Но я — был понедельник — должен был перестать ходить за отцом и отправляться в школу. В школе, пока мы долго ждали появления учителя, мы узнали, что происходит под Висибором. Третий и четвертый классы занимались вместе, и с нами в третьем классе учился второгодник, сын жандармского унтер-офицера из Ушче, переселенца из других мест. Сын унтер-офицера со странным именем Синадин был плохой ученик, хуже всех, но зато ростом вымахал выше всех, даже нас, четвероклассников, выше, у него были длинные ноги и руки, длинная шея и продолговатая голова. Отставая в учении, он старался делать или говорить то, в чем превосходил других и что вызывало у всех удивление. Он бахвалился своей меткостью, мол, воробью, попавшему на мушку его «флобера», крышка; он брал нож за кончик лезвия, бросал его и всаживал в классную доску; на свою парту, вторую в ряду, усаживался, перешагнув первую и переднюю часть своей; рассказывал разные тайны и новости — и непременно во всеуслышание. Так он рассказал и о событиях под Висибором.
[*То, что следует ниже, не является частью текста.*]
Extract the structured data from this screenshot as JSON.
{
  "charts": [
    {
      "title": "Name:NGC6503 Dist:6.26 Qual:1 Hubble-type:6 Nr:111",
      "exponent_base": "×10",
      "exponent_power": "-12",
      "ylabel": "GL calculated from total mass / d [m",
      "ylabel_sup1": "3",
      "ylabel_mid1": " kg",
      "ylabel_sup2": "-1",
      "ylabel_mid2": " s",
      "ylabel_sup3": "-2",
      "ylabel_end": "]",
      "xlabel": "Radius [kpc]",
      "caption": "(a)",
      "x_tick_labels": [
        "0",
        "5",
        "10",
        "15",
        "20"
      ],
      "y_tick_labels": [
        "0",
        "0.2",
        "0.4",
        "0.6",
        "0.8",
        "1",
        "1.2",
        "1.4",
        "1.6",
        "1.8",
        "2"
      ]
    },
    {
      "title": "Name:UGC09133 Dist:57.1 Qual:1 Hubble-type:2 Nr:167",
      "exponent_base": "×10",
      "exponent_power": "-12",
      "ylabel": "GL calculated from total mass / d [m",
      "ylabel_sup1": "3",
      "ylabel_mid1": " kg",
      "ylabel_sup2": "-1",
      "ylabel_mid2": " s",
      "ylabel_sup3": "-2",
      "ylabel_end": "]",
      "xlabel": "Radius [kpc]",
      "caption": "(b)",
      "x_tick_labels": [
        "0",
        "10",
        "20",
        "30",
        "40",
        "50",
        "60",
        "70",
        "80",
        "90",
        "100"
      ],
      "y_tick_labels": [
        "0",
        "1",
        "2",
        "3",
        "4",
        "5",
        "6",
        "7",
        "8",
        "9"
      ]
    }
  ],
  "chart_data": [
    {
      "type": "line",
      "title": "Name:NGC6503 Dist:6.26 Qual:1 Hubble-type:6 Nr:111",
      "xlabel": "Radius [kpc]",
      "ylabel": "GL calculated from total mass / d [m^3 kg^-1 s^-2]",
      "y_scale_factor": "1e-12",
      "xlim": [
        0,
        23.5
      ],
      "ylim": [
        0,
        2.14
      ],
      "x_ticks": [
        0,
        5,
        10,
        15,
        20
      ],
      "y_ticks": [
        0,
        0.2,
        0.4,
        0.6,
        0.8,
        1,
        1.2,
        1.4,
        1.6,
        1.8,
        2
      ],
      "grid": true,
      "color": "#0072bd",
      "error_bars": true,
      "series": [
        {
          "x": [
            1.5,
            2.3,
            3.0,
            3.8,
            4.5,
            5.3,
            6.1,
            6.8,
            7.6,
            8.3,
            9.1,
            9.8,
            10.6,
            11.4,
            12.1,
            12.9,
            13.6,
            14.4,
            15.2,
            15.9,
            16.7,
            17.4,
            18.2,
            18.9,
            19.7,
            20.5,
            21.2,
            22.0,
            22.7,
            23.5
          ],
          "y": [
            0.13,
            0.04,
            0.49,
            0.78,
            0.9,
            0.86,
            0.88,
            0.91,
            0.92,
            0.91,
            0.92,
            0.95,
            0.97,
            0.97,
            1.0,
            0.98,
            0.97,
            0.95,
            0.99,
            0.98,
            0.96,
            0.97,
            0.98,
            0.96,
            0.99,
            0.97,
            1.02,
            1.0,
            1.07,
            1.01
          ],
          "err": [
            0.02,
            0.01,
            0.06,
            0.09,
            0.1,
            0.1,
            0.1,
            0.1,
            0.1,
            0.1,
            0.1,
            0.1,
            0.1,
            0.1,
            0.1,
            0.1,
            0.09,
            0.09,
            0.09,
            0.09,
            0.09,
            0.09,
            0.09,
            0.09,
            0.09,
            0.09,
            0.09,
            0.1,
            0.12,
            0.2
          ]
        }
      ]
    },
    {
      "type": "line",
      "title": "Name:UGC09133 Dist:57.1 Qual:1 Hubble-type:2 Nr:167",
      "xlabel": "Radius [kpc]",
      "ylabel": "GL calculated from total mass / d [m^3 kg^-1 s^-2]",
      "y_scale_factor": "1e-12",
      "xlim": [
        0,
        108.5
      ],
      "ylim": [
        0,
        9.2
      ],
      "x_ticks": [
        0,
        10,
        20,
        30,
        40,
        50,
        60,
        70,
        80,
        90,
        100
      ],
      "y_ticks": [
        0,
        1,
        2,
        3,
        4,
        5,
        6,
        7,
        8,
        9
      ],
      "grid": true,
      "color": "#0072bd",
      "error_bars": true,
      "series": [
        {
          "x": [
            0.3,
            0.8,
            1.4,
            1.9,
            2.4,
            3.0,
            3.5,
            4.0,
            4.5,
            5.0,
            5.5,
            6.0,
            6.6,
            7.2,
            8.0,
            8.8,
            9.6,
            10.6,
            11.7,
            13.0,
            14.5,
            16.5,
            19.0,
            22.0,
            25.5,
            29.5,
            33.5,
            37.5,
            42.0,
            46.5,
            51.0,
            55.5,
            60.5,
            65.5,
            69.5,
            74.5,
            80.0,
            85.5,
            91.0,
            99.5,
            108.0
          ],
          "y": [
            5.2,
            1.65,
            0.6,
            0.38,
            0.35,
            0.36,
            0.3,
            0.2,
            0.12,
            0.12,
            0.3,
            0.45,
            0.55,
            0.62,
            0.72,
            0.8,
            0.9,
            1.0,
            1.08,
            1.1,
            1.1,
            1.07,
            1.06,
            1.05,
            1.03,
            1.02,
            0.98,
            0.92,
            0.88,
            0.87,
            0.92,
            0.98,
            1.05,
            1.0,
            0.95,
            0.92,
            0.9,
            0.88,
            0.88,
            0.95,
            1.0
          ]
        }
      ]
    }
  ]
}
Дело выглядело так: три бунтовщика, «государственных преступника» (после этих слов он придал своему лицу многозначительное выражение: дескать, таращитесь, а даже понятия не имеете, что это значит!), «то ли Ровацы, то ли Белопавловичи»[41], ушли от погони, пробрались до снегопада сюда, и здесь их кто-то спрятал в пещеру; «пайканы»[42] (и слово «пайканы» мы тогда в первый раз услышали) выследили их, дождались снега, и сейчас они и солдаты «штурмуют пещеру», чтобы «кокнуть» их или заставить сдаться и отправить на отдых в Зеницу[43]. Зеницей он нас не удивил, но все равно посмотрел на нас победоносно.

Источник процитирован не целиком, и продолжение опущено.